Sur le plan social et culturel, les Tunisiens sont appelés à retrouver les idéaux de l'identité tunisienne, à savoir, la modération, la juste mesure, la tolérance religieuse et l'éduaction comme étant un moyen fondamental pour cultiver les hommes. Le système éducatif est à revoir car on a aujourd'hui des tas de bacheliers et de diplômés de l'enseignement supérieur sans vrais acquis cognitifs, donc faciles à instrumentaliser et à conditionner.
Sur le plan économique, l'on doit mieux s'ouvrir sur les marchés et les économies émergentes tels que les Brics. Car en l'état actuel des choses où nous nous trouvons endettés à raison de 13 mille milliards de dinars, nous risquons soit un scénario grec, avec une dégradation et une dévaluation de la monnaie locale, puis, la faillite totale, soit un scénario roumain avec d'énormes coupes budgétaires et une diminution de 20% des salaires, soit un scénario espagnol avec un arrêt total de l'embauche dans la fonction publique.
S'agissant du volet politqiue, il faut avouer qu'il y a un grand travail à accomplir. C'est que le parti Ennahdha qui n'a réalisé aucun des 365 points de son programme électoral est appelé à tout revoir. C'est que ce parti qui a perdu le soutien des Frères musulmans en Egypte et qui n'arrive pas à concevoir un contre-pouvoir par sa dynamique interne a devant lui deux solutions. Soit adhérer à une alliance avec Nida Tounès et faire des concessions considérables et alléchantes pour la Gauche, notamment la gauche laïque derrière laquelle se trouve l'ensemble des élites européennes. Soit reste coincé dans sa dynamique interne et affrontera par la suite monsieur tout le monde de la société tunisienne pour qui les théories et les phrases toutes faites importent beaucoup moins que son pain , sa réalité et son vécu quotidiens. Ennahdha est en panne de penseurs et de vrais stratèges capables de planifier une feuille de route en mesure de réunir autour d'elle tous les Tunisiens. C'est pourquoi, elle doit tendre la main aux intellectuels, aux universitaires et au reste de la classe politique tunisienne, afin d'épargner au pays une descente aux enfers qui s'avère très proche.
Sur le plan diplomatique, il faut dire que nos amis Allemands ont fait montre de sincérité s'agissant de leur soutien au processus démocratique tunisien.

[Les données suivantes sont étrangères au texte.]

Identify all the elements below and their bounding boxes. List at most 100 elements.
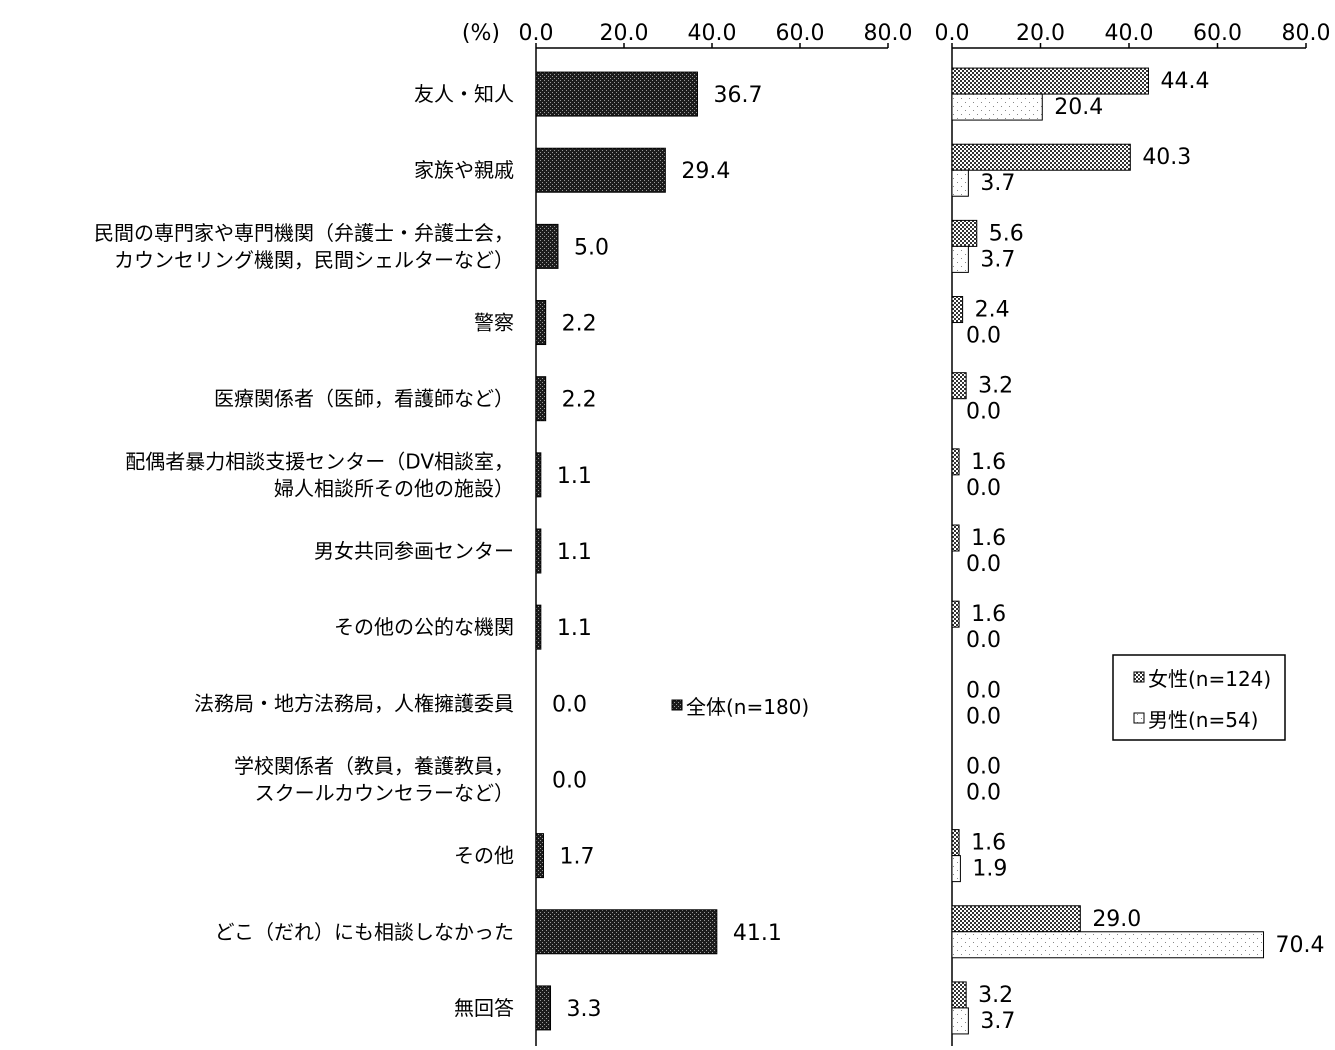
bar-female-value-label: 3.2 — [978, 374, 1013, 399]
left-bars: 36.7 29.4 5.0 2.2 2.2 1.1 1.1 1.1 0.0 0.0 1.7 41.1 3… — [535, 71, 782, 1031]
bar-total — [535, 833, 544, 879]
bar-male — [951, 855, 961, 883]
bar-female-value-label: 5.6 — [989, 221, 1024, 246]
bar-total-value-label: 36.7 — [713, 83, 762, 108]
bar-female — [951, 372, 967, 400]
bar-total-value-label: 5.0 — [574, 235, 609, 260]
legend-total-label: 全体(n=180) — [686, 695, 809, 719]
bar-female-value-label: 40.3 — [1142, 145, 1191, 170]
category-label: 警察 — [474, 311, 514, 335]
bar-total-value-label: 3.3 — [567, 997, 602, 1022]
category-label: 男女共同参画センター — [314, 539, 514, 563]
category-label: 医療関係者（医師，看護師など） — [214, 387, 514, 411]
left-tick-label: 20.0 — [600, 21, 649, 46]
bar-total-value-label: 1.1 — [557, 540, 592, 565]
bar-male-value-label: 0.0 — [966, 780, 1001, 805]
category-label: どこ（だれ）にも相談しなかった — [215, 920, 514, 944]
bar-total-value-label: 1.7 — [559, 845, 594, 870]
right-tick-label: 0.0 — [935, 21, 970, 46]
bar-female-value-label: 44.4 — [1160, 69, 1209, 94]
left-tick-label: 40.0 — [688, 21, 737, 46]
right-tick-label: 20.0 — [1016, 21, 1065, 46]
bar-total-value-label: 0.0 — [552, 692, 587, 717]
bar-male-value-label: 0.0 — [966, 552, 1001, 577]
category-label: その他の公的な機関 — [334, 615, 514, 639]
bar-male — [951, 931, 1265, 959]
bar-male — [951, 93, 1043, 121]
right-tick-label: 80.0 — [1282, 21, 1331, 46]
legend-female-swatch — [1133, 671, 1145, 683]
bar-total — [535, 452, 542, 498]
bar-female-value-label: 1.6 — [971, 450, 1006, 475]
bar-female — [951, 67, 1149, 95]
bar-total — [535, 376, 547, 422]
bar-female-value-label: 1.6 — [971, 602, 1006, 627]
bar-total-value-label: 0.0 — [552, 768, 587, 793]
legend-frame — [1112, 654, 1286, 741]
bar-male-value-label: 70.4 — [1276, 933, 1325, 958]
bar-female — [951, 829, 960, 857]
bar-female-value-label: 0.0 — [966, 678, 1001, 703]
bar-male-value-label: 20.4 — [1054, 95, 1103, 120]
bar-total-value-label: 29.4 — [681, 159, 730, 184]
right-axis: 0.0 20.0 40.0 60.0 80.0 — [935, 21, 1331, 1046]
category-label: 民間の専門家や専門機関（弁護士・弁護士会，カウンセリング機関，民間シェルターなど… — [94, 221, 514, 272]
bar-total — [535, 147, 666, 193]
category-label: その他 — [454, 844, 514, 868]
legend-total-swatch — [671, 699, 683, 711]
bar-male-value-label: 3.7 — [980, 247, 1015, 272]
bar-female-value-label: 2.4 — [975, 298, 1010, 323]
bar-female-value-label: 0.0 — [966, 754, 1001, 779]
category-label: 配偶者暴力相談支援センター（DV相談室，婦人相談所その他の施設） — [125, 449, 514, 500]
bar-female — [951, 905, 1081, 933]
bar-female-value-label: 29.0 — [1092, 907, 1141, 932]
left-axis: 0.0 20.0 40.0 60.0 80.0 — [519, 21, 912, 1046]
bar-total-value-label: 1.1 — [557, 616, 592, 641]
category-label: 学校関係者（教員，養護教員，スクールカウンセラーなど） — [234, 754, 514, 805]
bar-total — [535, 528, 542, 574]
bar-male — [951, 1007, 969, 1035]
bar-female-value-label: 3.2 — [978, 983, 1013, 1008]
bar-male-value-label: 1.9 — [972, 857, 1007, 882]
bar-total — [535, 909, 718, 955]
bar-female-value-label: 1.6 — [971, 526, 1006, 551]
bar-male-value-label: 0.0 — [966, 628, 1001, 653]
category-label: 無回答 — [454, 996, 514, 1020]
bar-male-value-label: 0.0 — [966, 324, 1001, 349]
bar-total-value-label: 2.2 — [562, 388, 597, 413]
bar-female-value-label: 1.6 — [971, 831, 1006, 856]
bar-female — [951, 524, 960, 552]
bar-total — [535, 300, 547, 346]
legend-male-swatch — [1133, 712, 1145, 724]
unit-label: (%) — [462, 21, 500, 46]
legend-male-label: 男性(n=54) — [1148, 708, 1259, 732]
bar-female — [951, 448, 960, 476]
left-tick-label: 0.0 — [519, 21, 554, 46]
bar-male-value-label: 0.0 — [966, 476, 1001, 501]
category-labels: 友人・知人家族や親戚民間の専門家や専門機関（弁護士・弁護士会，カウンセリング機関… — [94, 82, 514, 1020]
bar-total-value-label: 1.1 — [557, 464, 592, 489]
right-tick-label: 40.0 — [1105, 21, 1154, 46]
category-label: 家族や親戚 — [414, 158, 514, 182]
bar-female — [951, 600, 960, 628]
bar-total — [535, 223, 559, 269]
bar-total-value-label: 2.2 — [562, 312, 597, 337]
left-tick-label: 60.0 — [776, 21, 825, 46]
category-label: 友人・知人 — [414, 82, 514, 106]
bar-male-value-label: 0.0 — [966, 400, 1001, 425]
bar-total — [535, 985, 552, 1031]
bar-male-value-label: 3.7 — [980, 171, 1015, 196]
legend-female-label: 女性(n=124) — [1148, 667, 1271, 691]
bar-male — [951, 169, 969, 197]
bar-total-value-label: 41.1 — [733, 921, 782, 946]
bar-male — [951, 245, 969, 273]
right-bars: 44.440.35.62.43.21.61.61.60.00.01.629.03… — [951, 67, 1325, 1035]
category-label: 法務局・地方法務局，人権擁護委員 — [194, 691, 514, 715]
bar-total — [535, 71, 698, 117]
bar-female — [951, 981, 967, 1009]
bar-total — [535, 604, 542, 650]
bar-female — [951, 296, 964, 324]
bar-male-value-label: 3.7 — [980, 1009, 1015, 1034]
bar-female — [951, 143, 1131, 171]
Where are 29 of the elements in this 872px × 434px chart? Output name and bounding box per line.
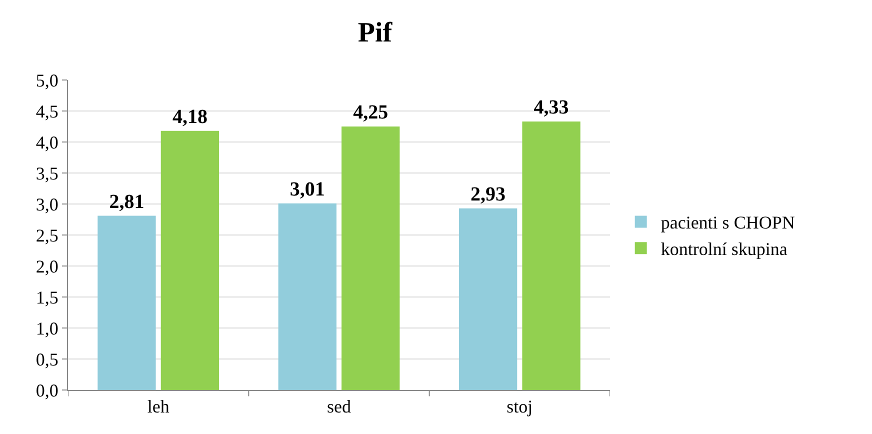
- y-tick-label: 0,0: [36, 380, 58, 400]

D'ailleurs, ils ne cessent de soutenir les organisations de la société civile et d'encourager la coopération politique, technique et intellectuelle. Mais, il se trouve qu'ils sont aujourd'hui intensément frustrés de voir tous leurs investissements matériels, logistiques, politiques et symboliques menacés par l'échec. La classe politique est appelée à regagner la confiance des Allemands qui dénoncent catégoriquement l'installation d'une nouvelle dictature.